The House Armed Services Committee included a provision in the 2017 NDAA that implements a mandatory review of each Asian American and Native American Pacific Islander war veteran who was awarded the Distinguished Service Cross, the Navy Cross, or the Air Force Cross during the Korean War or the Vietnam War. There is also a year period to submit the name of a specific veteran for review.

One such veteran that Takai has been involved with is 1st Lt. John Kuulei Kauhaihao, a Big Island native who was killed in action in Vietnam and posthumously awarded the Distinguished Service Cross.
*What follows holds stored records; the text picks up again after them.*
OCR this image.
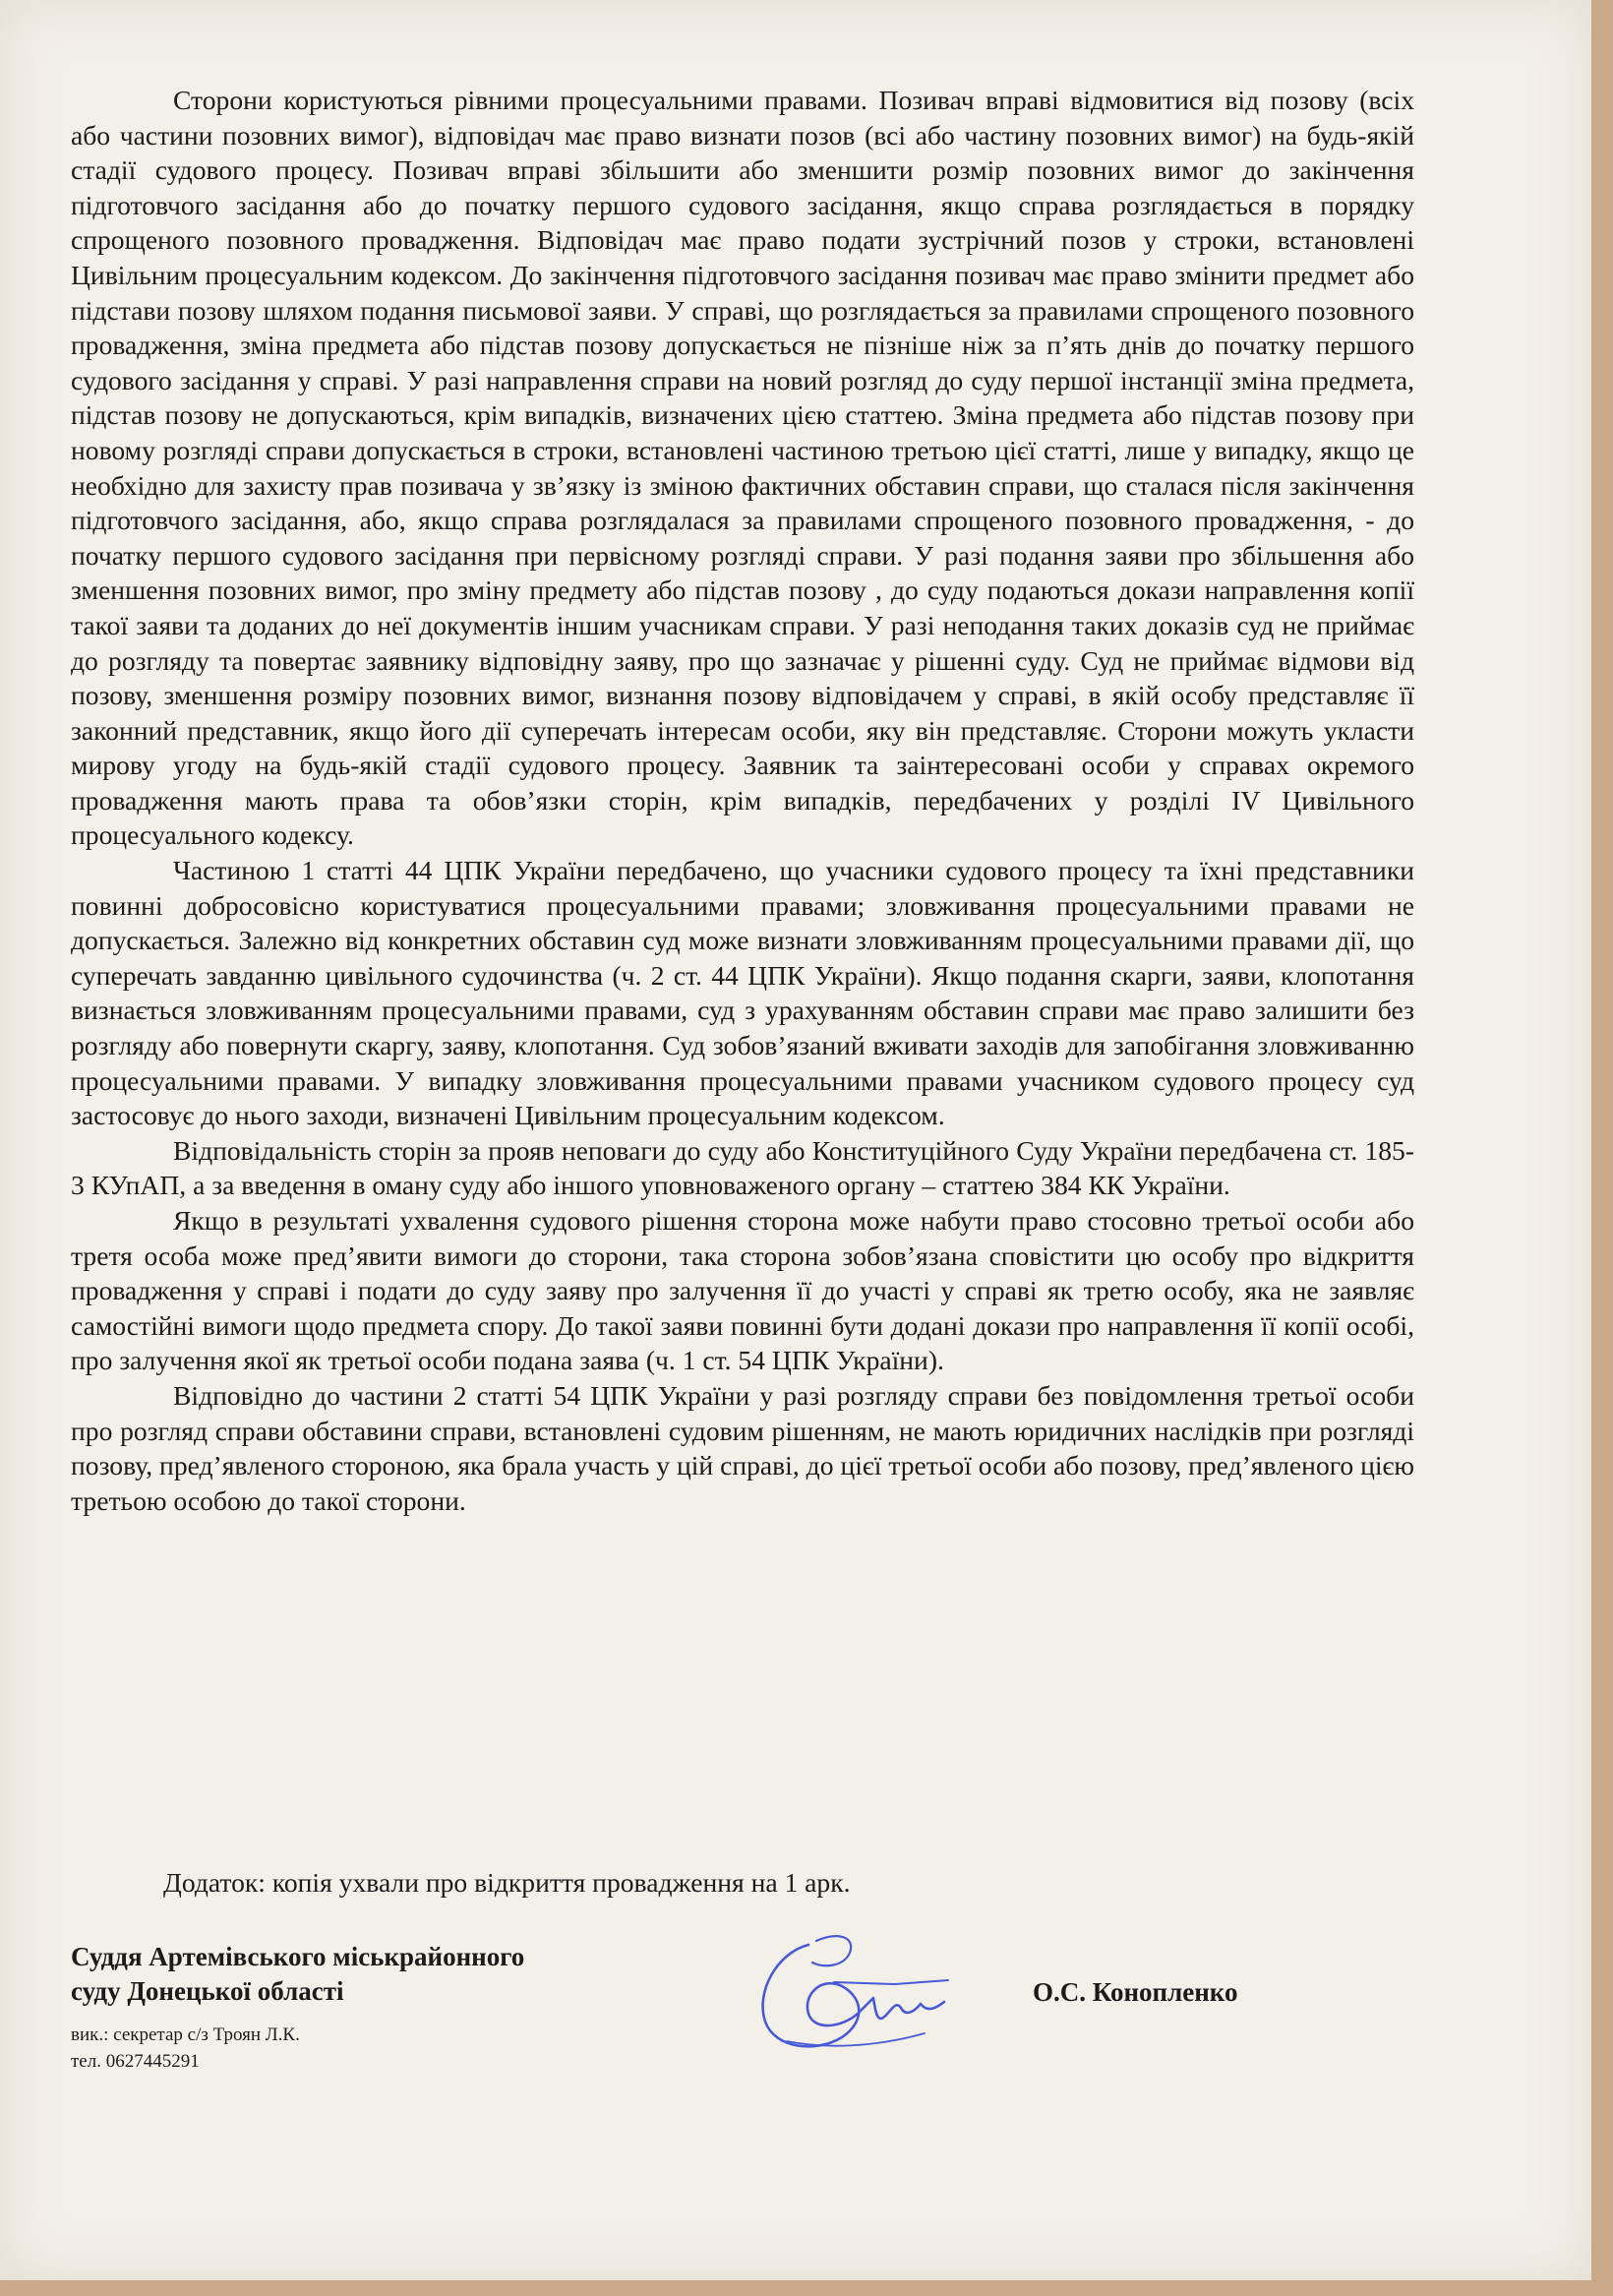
Сторони користуються рівними процесуальними правами. Позивач вправі відмовитися від позову (всіх або частини позовних вимог), відповідач має право визнати позов (всі або частину позовних вимог) на будь-якій стадії судового процесу. Позивач вправі збільшити або зменшити розмір позовних вимог до закінчення підготовчого засідання або до початку першого судового засідання, якщо справа розглядається в порядку спрощеного позовного провадження. Відповідач має право подати зустрічний позов у строки, встановлені Цивільним процесуальним кодексом. До закінчення підготовчого засідання позивач має право змінити предмет або підстави позову шляхом подання письмової заяви. У справі, що розглядається за правилами спрощеного позовного провадження, зміна предмета або підстав позову допускається не пізніше ніж за п’ять днів до початку першого судового засідання у справі. У разі направлення справи на новий розгляд до суду першої інстанції зміна предмета, підстав позову не допускаються, крім випадків, визначених цією статтею. Зміна предмета або підстав позову при новому розгляді справи допускається в строки, встановлені частиною третьою цієї статті, лише у випадку, якщо це необхідно для захисту прав позивача у зв’язку із зміною фактичних обставин справи, що сталася після закінчення підготовчого засідання, або, якщо справа розглядалася за правилами спрощеного позовного провадження, - до початку першого судового засідання при первісному розгляді справи. У разі подання заяви про збільшення або зменшення позовних вимог, про зміну предмету або підстав позову , до суду подаються докази направлення копії такої заяви та доданих до неї документів іншим учасникам справи. У разі неподання таких доказів суд не приймає до розгляду та повертає заявнику відповідну заяву, про що зазначає у рішенні суду. Суд не приймає відмови від позову, зменшення розміру позовних вимог, визнання позову відповідачем у справі, в якій особу представляє її законний представник, якщо його дії суперечать інтересам особи, яку він представляє. Сторони можуть укласти мирову угоду на будь-якій стадії судового процесу. Заявник та заінтересовані особи у справах окремого провадження мають права та обов’язки сторін, крім випадків, передбачених у розділі IV Цивільного процесуального кодексу.

Частиною 1 статті 44 ЦПК України передбачено, що учасники судового процесу та їхні представники повинні добросовісно користуватися процесуальними правами; зловживання процесуальними правами не допускається. Залежно від конкретних обставин суд може визнати зловживанням процесуальними правами дії, що суперечать завданню цивільного судочинства (ч. 2 ст. 44 ЦПК України). Якщо подання скарги, заяви, клопотання визнається зловживанням процесуальними правами, суд з урахуванням обставин справи має право залишити без розгляду або повернути скаргу, заяву, клопотання. Суд зобов’язаний вживати заходів для запобігання зловживанню процесуальними правами. У випадку зловживання процесуальними правами учасником судового процесу суд застосовує до нього заходи, визначені Цивільним процесуальним кодексом.

Відповідальність сторін за прояв неповаги до суду або Конституційного Суду України передбачена ст. 185-3 КУпАП, а за введення в оману суду або іншого уповноваженого органу – статтею 384 КК України.

Якщо в результаті ухвалення судового рішення сторона може набути право стосовно третьої особи або третя особа може пред’явити вимоги до сторони, така сторона зобов’язана сповістити цю особу про відкриття провадження у справі і подати до суду заяву про залучення її до участі у справі як третю особу, яка не заявляє самостійні вимоги щодо предмета спору. До такої заяви повинні бути додані докази про направлення її копії особі, про залучення якої як третьої особи подана заява (ч. 1 ст. 54 ЦПК України).

Відповідно до частини 2 статті 54 ЦПК України у разі розгляду справи без повідомлення третьої особи про розгляд справи обставини справи, встановлені судовим рішенням, не мають юридичних наслідків при розгляді позову, пред’явленого стороною, яка брала участь у цій справі, до цієї третьої особи або позову, пред’явленого цією третьою особою до такої сторони.

Додаток: копія ухвали про відкриття провадження на 1 арк.
Суддя Артемівського міськрайонного
суду Донецької області
вик.: секретар с/з Троян Л.К.
тел. 0627445291
О.С. Конопленко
“Over the years, I have had the pleasure of working with the family to get to know the story of 1st Lt. John Kuulei Kauhaihao, who rightfully deserves to be awarded the Medal of Honor, and believe that this review will rectify this long-overdue situation. But while I am personally connected to Kauhaihao, we must take a full look at the records of all of these veterans to ensure that not a single one gets overlooked.”

In 2013, then State Rep. Takai introduced and passed Hawaii House Resolution 174, a bill “urging the United States Congress to award the Congressional Medal of Honor to John Kuulei Kauhaihao of Honaunau, Hawaii.” Since coming to Congress, Takai has looked for ways to continue his fight to upgrade Kauhaihao’s award.

A similar review was initiated by Sen. Daniel Akaka (D-Hawaii) in 1996 to determine if any Asian Americans or Pacific Islanders who served during World War II and received the Distinguished Service Cross were unjustly denied the Medal of Honor. In 2000, President Bill Clinton awarded the Medal of Honor to 22 AAPI veterans, some of them posthumously. Sen. Daniel Inouye (D-Hawaii) was among the recipients.